Постпитерская колыбельная

Кшыррь
мне бы очень хотелось убить тебя, милый,
за эту нежность пальцев и жесткость линий,
за остроту плечей и безумность шеи, за теплоту объятий и запах пыли
у мочки уха, чуть ниже - моря. мне бы хотелось убить тебя очень, милый -
за то, что, когда касаюсь твоей щеки, ты закрываешь глаза, притворяясь спящим,
за то, что могу бесконечно тонуть в тебе - таком чертовски глубоком, таком пьянящем.

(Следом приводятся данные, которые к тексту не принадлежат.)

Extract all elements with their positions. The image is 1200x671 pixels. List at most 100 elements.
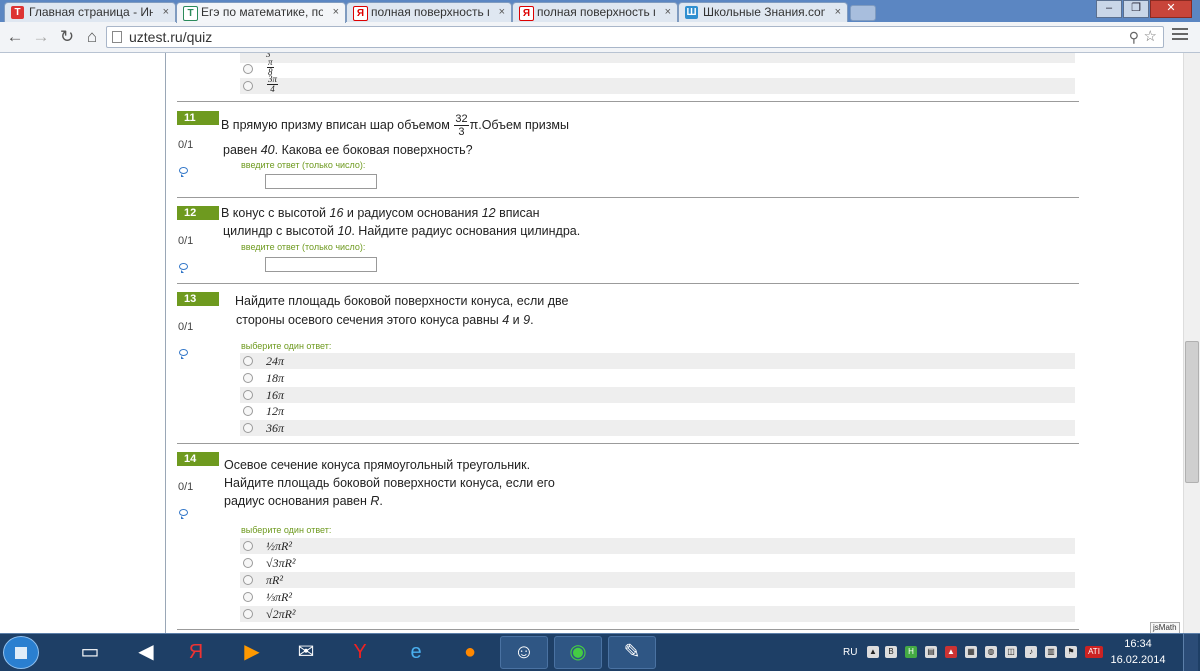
maximize-icon[interactable]: ❐ [1123,0,1149,18]
tab-label: полная поверхность пир [371,5,489,19]
yandex-icon[interactable]: Я [172,636,220,669]
paint-icon[interactable]: ✎ [608,636,656,669]
question-separator [177,443,1079,444]
reload-icon[interactable]: ↻ [56,26,78,48]
comment-bubble-icon[interactable] [179,349,188,359]
answer-option[interactable]: 36π [240,420,1075,436]
tray-app-icon[interactable]: ◫ [1005,646,1017,658]
answer-hint: введите ответ (только число): [241,160,366,170]
tab-school-knowledge[interactable]: Ш Школьные Знания.com - × [678,2,848,22]
answer-option[interactable]: √3πR² [240,555,1075,571]
radio-button[interactable] [243,64,253,74]
question-separator [177,197,1079,198]
scrollbar-thumb[interactable] [1185,341,1199,483]
radio-button[interactable] [243,390,253,400]
new-tab-button[interactable] [850,5,876,21]
tray-app-b-icon[interactable]: B [885,646,897,658]
tray-app-icon[interactable]: ◍ [985,646,997,658]
volume-icon[interactable]: ♪ [1025,646,1037,658]
address-bar[interactable]: uztest.ru/quiz ⚲ ☆ [106,26,1164,48]
radio-button[interactable] [243,423,253,433]
answer-input[interactable] [265,257,377,272]
show-desktop-button[interactable] [1183,634,1198,671]
mail-icon[interactable]: ✉ [282,636,330,669]
question-text-line2: цилиндр с высотой 10. Найдите радиус осн… [223,224,581,238]
comment-bubble-icon[interactable] [179,509,188,519]
tab-label: Егэ по математике, подго [201,5,323,19]
tab-close-icon[interactable]: × [665,3,671,21]
system-clock[interactable]: 16:34 16.02.2014 [1108,636,1168,668]
answer-option[interactable]: πR² [240,572,1075,588]
tray-app-icon[interactable]: ▦ [965,646,977,658]
ball-app-icon[interactable]: ● [446,636,494,669]
url-text[interactable]: uztest.ru/quiz [129,27,212,47]
option-label: ⅓πR² [266,590,292,604]
answer-hint: выберите один ответ: [241,341,332,351]
tab-close-icon[interactable]: × [333,3,339,21]
question-score: 0/1 [178,481,194,493]
radio-button[interactable] [243,541,253,551]
start-button-icon[interactable] [3,636,39,669]
tray-app-h-icon[interactable]: H [905,646,917,658]
tab-main-page[interactable]: T Главная страница - Инте × [4,2,176,22]
forward-arrow-icon[interactable]: → [30,26,52,48]
bookmark-star-icon[interactable]: ☆ [1144,27,1157,47]
language-indicator[interactable]: RU [843,634,857,671]
tray-arrow-icon[interactable]: ▲ [867,646,879,658]
jsmath-button[interactable]: jsMath [1150,622,1180,633]
answer-option[interactable]: 24π [240,353,1075,369]
file-explorer-icon[interactable]: ▭ [66,636,114,669]
yandex-browser-icon[interactable]: Y [336,636,384,669]
ati-icon[interactable]: ATI [1085,646,1103,658]
option-label: 16π [266,388,285,402]
network-icon[interactable]: ▥ [1045,646,1057,658]
tab-yandex-search-2[interactable]: Я полная поверхность пир × [512,2,678,22]
answer-option[interactable]: ⅓πR² [240,589,1075,605]
tray-app-icon[interactable]: ▤ [925,646,937,658]
radio-button[interactable] [243,609,253,619]
tab-close-icon[interactable]: × [163,3,169,21]
answer-option[interactable]: 18π [240,370,1075,386]
tab-ege-math[interactable]: T Егэ по математике, подго × [176,2,346,23]
internet-explorer-icon[interactable]: e [392,636,440,669]
tab-yandex-search-1[interactable]: Я полная поверхность пир × [346,2,512,22]
tab-close-icon[interactable]: × [835,3,841,21]
option-label: 24π [266,354,285,368]
answer-option[interactable]: 16π [240,387,1075,403]
radio-button[interactable] [243,592,253,602]
question-number-badge: 14 [177,452,219,466]
chrome-icon[interactable]: ◉ [554,636,602,669]
back-arrow-icon[interactable]: ← [4,26,26,48]
people-app-icon[interactable]: ☺ [500,636,548,669]
question-score: 0/1 [178,321,194,333]
answer-option[interactable]: π8 [240,58,1075,77]
comment-bubble-icon[interactable] [179,263,188,273]
home-icon[interactable]: ⌂ [81,26,103,48]
video-player-icon[interactable]: ▶ [228,636,276,669]
answer-input[interactable] [265,174,377,189]
flag-icon[interactable]: ⚑ [1065,646,1077,658]
question-text: В конус с высотой 16 и радиусом основани… [221,206,540,220]
answer-option[interactable]: √2πR² [240,606,1075,622]
question-separator [177,283,1079,284]
radio-button[interactable] [243,81,253,91]
site-favicon-icon: T [183,6,198,21]
media-player-icon[interactable]: ◀ [122,636,170,669]
answer-option[interactable]: 12π [240,403,1075,419]
minimize-icon[interactable]: – [1096,0,1122,18]
tab-close-icon[interactable]: × [499,3,505,21]
menu-icon[interactable] [1172,28,1188,44]
radio-button[interactable] [243,575,253,585]
answer-option[interactable]: ½πR² [240,538,1075,554]
close-window-icon[interactable]: ✕ [1150,0,1192,18]
zoom-icon[interactable]: ⚲ [1129,27,1139,47]
tray-pdf-icon[interactable]: ▲ [945,646,957,658]
radio-button[interactable] [243,356,253,366]
answer-option[interactable]: 3π 4 [240,75,1075,94]
radio-button[interactable] [243,558,253,568]
comment-bubble-icon[interactable] [179,167,188,177]
radio-button[interactable] [243,406,253,416]
page-icon [112,31,122,43]
option-label: √2πR² [266,607,296,621]
radio-button[interactable] [243,373,253,383]
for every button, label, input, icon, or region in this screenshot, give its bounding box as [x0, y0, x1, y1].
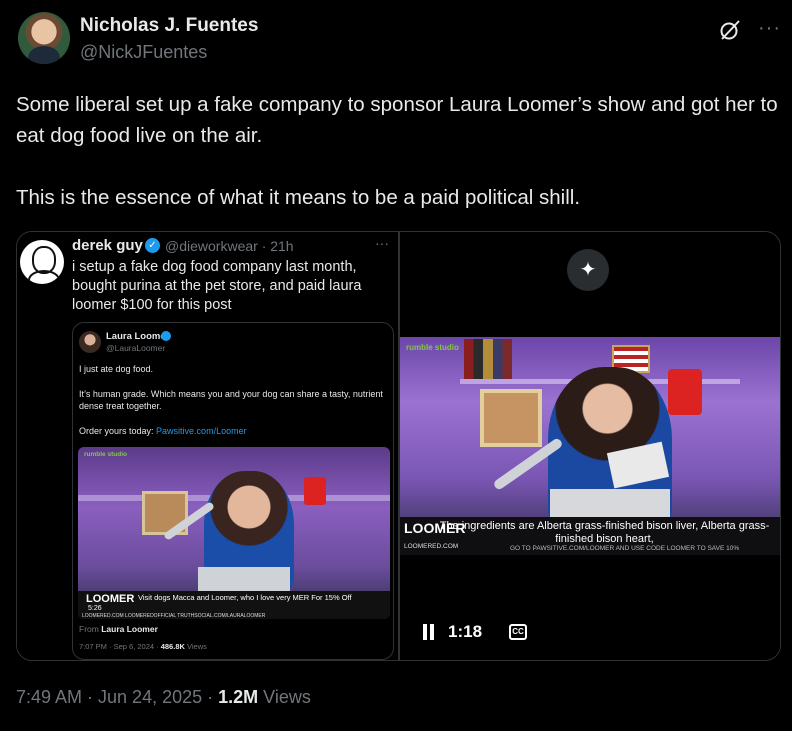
video-url: LOOMERED.COM: [404, 543, 459, 550]
picture-frame: [480, 389, 542, 447]
inner-footer: 7:07 PM · Sep 6, 2024 · 486.8K Views: [79, 642, 207, 651]
inner-paragraph: I just ate dog food.: [79, 364, 154, 374]
quoted-more-icon: ···: [375, 235, 389, 251]
megaphone: [668, 369, 702, 415]
inner-author-name: Laura Loomer: [106, 331, 170, 342]
inner-views-count: 486.8K: [160, 642, 185, 651]
quoted-screenshot-image[interactable]: derek guy ✓ @dieworkwear · 21h ··· i set…: [17, 232, 398, 660]
tweet-paragraph: This is the essence of what it means to …: [16, 186, 581, 209]
from-name: Laura Loomer: [101, 624, 158, 634]
inner-text: I just ate dog food. It’s human grade. W…: [79, 363, 387, 437]
verified-badge-icon: ✓: [145, 238, 160, 253]
inner-video-thumbnail: rumble studio LOOMER 5:26 Visit dogs Mac…: [78, 447, 390, 619]
video-ticker: GO TO PAWSITIVE.COM/LOOMER AND USE CODE …: [510, 545, 740, 552]
from-attribution: From Laura Loomer: [79, 624, 158, 634]
grok-icon[interactable]: [718, 18, 742, 42]
video-frame[interactable]: rumble studio LOOMER The ingredients are…: [400, 337, 780, 555]
quoted-author-name: derek guy: [72, 237, 143, 254]
closed-captions-icon[interactable]: CC: [509, 624, 527, 640]
tweet-text: Some liberal set up a fake company to sp…: [16, 89, 786, 213]
show-logo: LOOMER: [86, 593, 135, 605]
quoted-avatar: [20, 240, 64, 284]
inner-quoted-card: Laura Loomer @LauraLoomer I just ate dog…: [72, 322, 394, 660]
from-label: From: [79, 624, 102, 634]
quoted-text: i setup a fake dog food company last mon…: [72, 259, 362, 313]
tweet-paragraph: Some liberal set up a fake company to sp…: [16, 93, 778, 147]
more-options-icon[interactable]: ···: [758, 18, 781, 38]
inner-timestamp: 7:07 PM · Sep 6, 2024 ·: [79, 642, 161, 651]
timestamp[interactable]: 7:49 AM · Jun 24, 2025 ·: [16, 687, 218, 707]
views-count: 1.2M: [218, 687, 259, 707]
show-time: 5:26: [88, 605, 102, 612]
views-label: Views: [258, 687, 311, 707]
inner-paragraph: It’s human grade. Which means you and yo…: [79, 388, 383, 412]
inner-link: Pawsitive.com/Loomer: [156, 425, 247, 436]
laptop: [198, 567, 290, 591]
avatar[interactable]: [18, 12, 70, 64]
handle[interactable]: @NickJFuentes: [80, 42, 207, 63]
inner-views-label: Views: [184, 642, 207, 651]
inner-paragraph: Order yours today: Pawsitive.com/Loomer: [79, 425, 387, 438]
display-name[interactable]: Nicholas J. Fuentes: [80, 15, 258, 37]
inner-handle: @LauraLoomer: [106, 343, 166, 353]
inner-verified-badge-icon: [161, 331, 171, 341]
video-player[interactable]: ✦ rumble studio LOOMER The ingredients a…: [400, 232, 780, 660]
tweet-header: Nicholas J. Fuentes @NickJFuentes ···: [18, 12, 781, 68]
video-url-strip: LOOMERED.COM LOOMEREDOFFICIAL TRUTHSOCIA…: [82, 613, 266, 619]
megaphone: [304, 477, 326, 505]
video-time: 1:18: [448, 622, 483, 641]
laptop: [550, 489, 670, 519]
video-caption: The ingredients are Alberta grass-finish…: [439, 520, 770, 545]
video-caption: Visit dogs Macca and Loomer, who I love …: [138, 593, 352, 602]
pause-icon[interactable]: [422, 624, 436, 640]
quoted-meta: @dieworkwear · 21h: [165, 238, 294, 254]
tweet-footer: 7:49 AM · Jun 24, 2025 · 1.2M Views: [16, 687, 311, 708]
inner-order-label: Order yours today:: [79, 425, 157, 436]
media-container: derek guy ✓ @dieworkwear · 21h ··· i set…: [16, 231, 781, 661]
grok-sparkle-icon[interactable]: ✦: [567, 249, 609, 291]
rumble-logo: rumble studio: [84, 451, 127, 458]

за то еще, что ты пахнешь моей весной, той самой - питерской, яркой и бесшабашной,
пусть ты не шагал по невскому в шесть утра, не видел рассвета у проходной общаги,
ты стал тем желанным ее продолжением - чудом, таким никому не известным, таким манящим,
я долго не верила, что так бывает, но существуешь - ты - такой красивый, теплый и настоящий.
мне бы очень хотелось убить тебя, милый, за то, что ты дал прикоснуться к коже,
что дал подойти чуть ближе, чем тем, кто рядом - был, или есть, или еще только будет,
что ты позволил себя называть своим, меня называя радостью, счастьем, жизнью,
и повторяя часто, мол я - одна, одна и единственная (только твоя, поверь мне),
кто, подойдя на выстрел, не сжал курка, а протянул к тебе руку ладонью кверху.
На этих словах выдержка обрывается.